Talvolta il frenulo labiale superiore può essere affetto da ipertrofia, ovvero un aumento dello spessore e del numero delle fibre che lo compongono. Altre volte il frenulo labiale superiore può presentare un’inserzione anomala in una zona più vicina ai denti della norma. In entrambi i casi si può creare uno spazio tra gli incisivi chiamato “diastema”.

Il frenulo labiale inferiore invece, in certi casi, può comportare recessioni gengivali, cioè abbassamento della gengiva, quando le fibre esercitano un’eccessiva trazione sui colletti dentali.

La lunghezza ridotta, invece, interessa solitamente il frenulo linguale. Questo comporta una limitazione dei movimenti della lingua, ostacolando l’apprendimento della deglutizione, della respirazione e della fonazione corrette. Tale limitazione potrà inoltre condizionare il corretto sviluppo di mascella e mandibola.

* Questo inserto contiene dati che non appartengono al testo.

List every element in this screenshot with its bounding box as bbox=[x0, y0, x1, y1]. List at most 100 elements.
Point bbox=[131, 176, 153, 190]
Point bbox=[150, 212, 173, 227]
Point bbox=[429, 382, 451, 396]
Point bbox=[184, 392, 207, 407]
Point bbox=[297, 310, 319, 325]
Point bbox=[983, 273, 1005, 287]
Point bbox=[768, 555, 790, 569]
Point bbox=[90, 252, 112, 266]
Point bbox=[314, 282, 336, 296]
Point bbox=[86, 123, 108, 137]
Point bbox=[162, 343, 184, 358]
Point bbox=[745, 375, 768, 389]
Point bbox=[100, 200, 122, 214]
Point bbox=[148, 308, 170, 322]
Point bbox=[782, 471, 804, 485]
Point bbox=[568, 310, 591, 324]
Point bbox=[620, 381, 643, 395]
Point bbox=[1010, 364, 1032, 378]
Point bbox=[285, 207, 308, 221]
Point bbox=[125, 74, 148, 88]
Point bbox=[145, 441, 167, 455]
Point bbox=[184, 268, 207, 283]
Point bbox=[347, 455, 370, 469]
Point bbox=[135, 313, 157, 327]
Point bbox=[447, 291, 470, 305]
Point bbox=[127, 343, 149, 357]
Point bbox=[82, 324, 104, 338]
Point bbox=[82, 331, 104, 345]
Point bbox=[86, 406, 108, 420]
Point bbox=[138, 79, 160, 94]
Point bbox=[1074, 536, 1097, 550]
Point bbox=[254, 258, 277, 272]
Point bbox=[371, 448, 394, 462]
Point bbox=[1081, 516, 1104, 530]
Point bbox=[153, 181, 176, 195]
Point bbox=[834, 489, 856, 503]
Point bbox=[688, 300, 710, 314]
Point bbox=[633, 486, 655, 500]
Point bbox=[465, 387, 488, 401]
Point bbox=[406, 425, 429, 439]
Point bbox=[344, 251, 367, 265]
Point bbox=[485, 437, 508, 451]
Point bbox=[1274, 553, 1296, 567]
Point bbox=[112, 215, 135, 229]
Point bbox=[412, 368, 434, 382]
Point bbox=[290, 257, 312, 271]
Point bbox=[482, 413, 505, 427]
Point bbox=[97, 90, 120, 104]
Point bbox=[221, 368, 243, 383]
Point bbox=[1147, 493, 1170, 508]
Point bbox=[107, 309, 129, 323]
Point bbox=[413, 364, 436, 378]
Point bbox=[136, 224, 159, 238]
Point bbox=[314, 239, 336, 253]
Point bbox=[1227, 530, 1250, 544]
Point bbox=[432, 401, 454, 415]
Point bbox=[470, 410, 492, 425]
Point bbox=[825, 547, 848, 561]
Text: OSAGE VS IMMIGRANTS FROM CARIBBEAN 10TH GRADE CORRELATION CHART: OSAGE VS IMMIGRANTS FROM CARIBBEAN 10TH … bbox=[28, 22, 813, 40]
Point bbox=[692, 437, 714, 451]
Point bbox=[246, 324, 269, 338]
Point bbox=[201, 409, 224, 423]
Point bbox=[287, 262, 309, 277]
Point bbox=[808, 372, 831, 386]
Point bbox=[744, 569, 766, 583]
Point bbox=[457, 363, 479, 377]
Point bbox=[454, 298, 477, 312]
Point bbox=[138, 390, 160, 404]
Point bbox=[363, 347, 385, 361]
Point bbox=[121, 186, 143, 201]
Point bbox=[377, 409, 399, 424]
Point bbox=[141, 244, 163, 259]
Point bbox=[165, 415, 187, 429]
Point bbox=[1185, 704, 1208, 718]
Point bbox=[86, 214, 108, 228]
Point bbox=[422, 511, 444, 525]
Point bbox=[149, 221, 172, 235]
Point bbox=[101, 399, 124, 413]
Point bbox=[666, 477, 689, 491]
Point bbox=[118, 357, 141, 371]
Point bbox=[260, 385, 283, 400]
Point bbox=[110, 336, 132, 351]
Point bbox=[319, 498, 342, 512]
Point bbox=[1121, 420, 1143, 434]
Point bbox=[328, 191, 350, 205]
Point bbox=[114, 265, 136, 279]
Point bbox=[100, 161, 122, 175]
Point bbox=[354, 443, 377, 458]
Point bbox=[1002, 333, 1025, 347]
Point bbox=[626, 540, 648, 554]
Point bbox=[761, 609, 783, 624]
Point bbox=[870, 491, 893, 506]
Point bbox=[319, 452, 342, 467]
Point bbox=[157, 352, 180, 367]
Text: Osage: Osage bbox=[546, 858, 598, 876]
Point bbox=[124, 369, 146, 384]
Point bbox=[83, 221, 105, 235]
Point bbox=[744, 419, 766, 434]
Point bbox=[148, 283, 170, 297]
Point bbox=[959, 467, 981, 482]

Diagnosticare la patologia e curarla:

Come ripetiamo spesso, la diagnosi precoce fatta da un ortodontista in questi casi è fondamentale. Lo specialista valuterà la lunghezza dei frenuli, la loro inserzione e la mobilità della lingua.
Nel caso in cui sia necessario intervenire, si potrà procedere con la rimozione del frenulo (detta frenulectomia), seguita da esercizi di mobilizzazione linguale.

Quando si interviene?

L’età di intervento è legata alla tipologia di frenulo da trattare e al problema riscontrato:

  • per il frenulo labiale superiore si deve attendere l’eruzione completa dei canini permanenti che potrebbero determinare la chiusura spontanea degli spazi. Nel caso in cui il diastema permanga, è necessario rimuovere la parte del frenulo che si inserisce tra gli incisivi e applicare l’apparecchio ortodontico per chiudere lo spazio.
  • nel caso del frenulo labiale inferiore si interviene precocemente solo quando c’è un danno parodontale. Se esso esercita una trazione eccessiva, infatti, è possibile notare un’iniziale recessione una volta erotti gli incisivi permanenti (uno dei due potrebbe apparire più lungo a causa del bordo gengivale abbassato). Anche in questo caso potrebbe essere indicata la frenulectomia.
  • è il frenulo linguale corto, infine, che può essere diagnosticato alla nascita. Dal momento che limita il movimento della lingua è consigliato l’intervento precoce, anche alla nascita. Talvolta, poi, si rende necessario reintervenire quando il bambino è cresciuto, nel caso in cui si riscontri ancora un deficit nella lunghezza del frenulo.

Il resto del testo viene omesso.